The works, which consist of Polaroid photos of male body parts, are merged with fabrics and materials like ribbons, Styrofoam, wood and shirts. Huo Rf calls these Polaroid photos “Homotopia Series.” Men in these photos are not identified. The viewer can see these male body parts from behind and there is nothing that indicates their identities. The artist places the Polaroid photo on a material that the subject chooses.
“These photos belong to other people I know, but in a way these are my own stories,” he said, adding that he has taken photos during his travels to other countries.
According to the curator of the exhibition, Nicole O’Rourke, the artist often deals with the complications of being an individual in a society, identity politics and navigating within and without social and/or cultural norms.

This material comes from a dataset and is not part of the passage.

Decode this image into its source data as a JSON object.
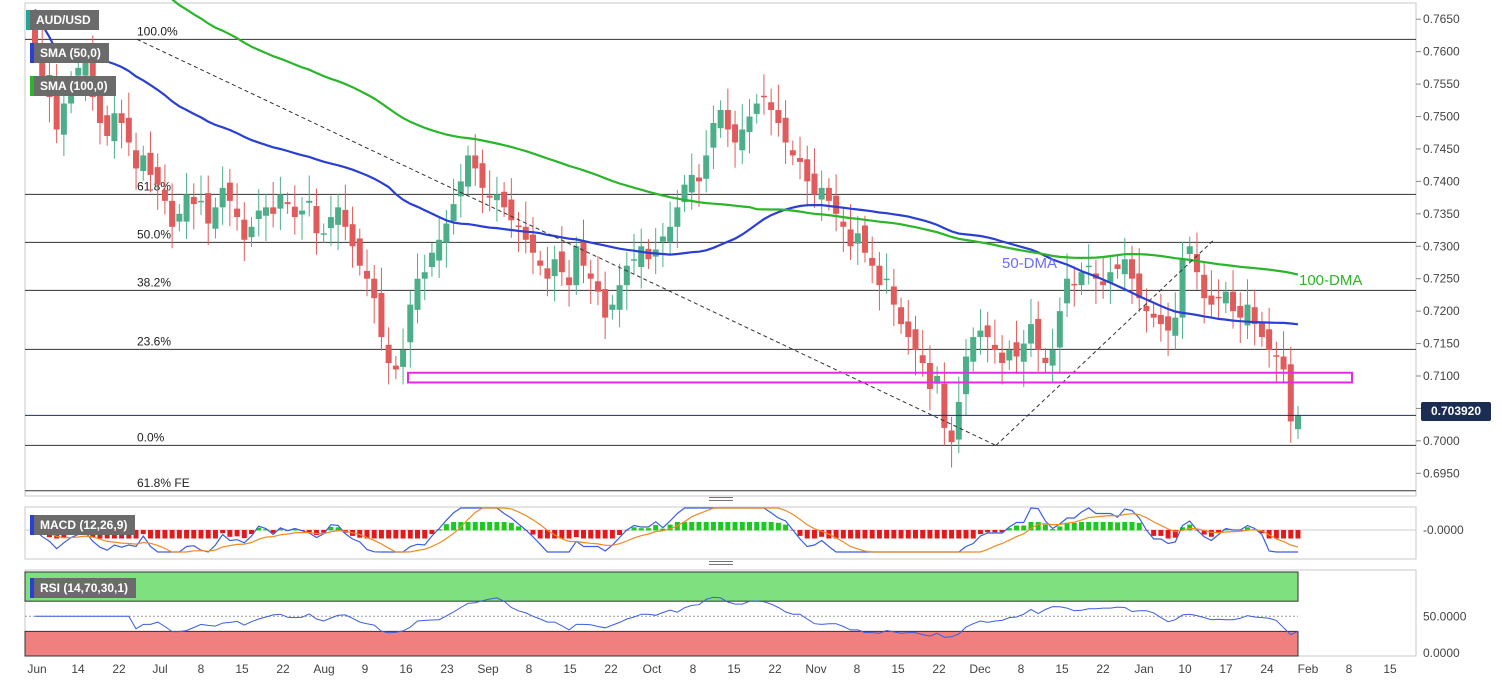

“I have taken these photos during my visits to Istanbul, Athens, Lviv, Kyiv, Kharkiv, Tel Aviv, Jerusalem, Vienna, Tbilisi, Belgrade, Sarajevo, Lisbon, Porto and Berlin. I met with these people and they have entered my story and have become a part of it,” the artist said.
In a way Huo Rf tries to question how the queer culture has been ignored in different cultures. Using Polaroid as a means of his artwork or photographing male body parts are all a part of this questioning process. During his visits to different countries, he has also seen many things that have raised new questions. “In Tel Aviv, the queer scene is so live, but in Georgia or Ukraine it is the opposite,” he said.
He tries to highlight the differences in the perceptions of queer culture in different cities. The photos’ timeline is over the course of two years.
“I try to explain the invisibility of queer culture by using different materials. You have to get closer to the works in order to see male body parts,” he added.
It is no coincidence that the artist has chosen to use different materials while installing his Polaroids. The materials he used to merge his Polaroids also belong to a part of his life.
The artist used old materials from the old exhibitions of Hüseyin Bahri Alptekin and Gülsün Karamustafa, who he refers to as “art workers.”
‘‘I have worked in the Rampa Art Gallery for a while and when I was there I had worked in shows of Karamustafa and Alptekin, the two artists who inspire me the most. I have taken used exhibition materials and transformed them to use in my own show,” he said.
The exhibition, which constitutes a strong witness to the artist’s life and identity, also takes a look at the story of others who have touched his life.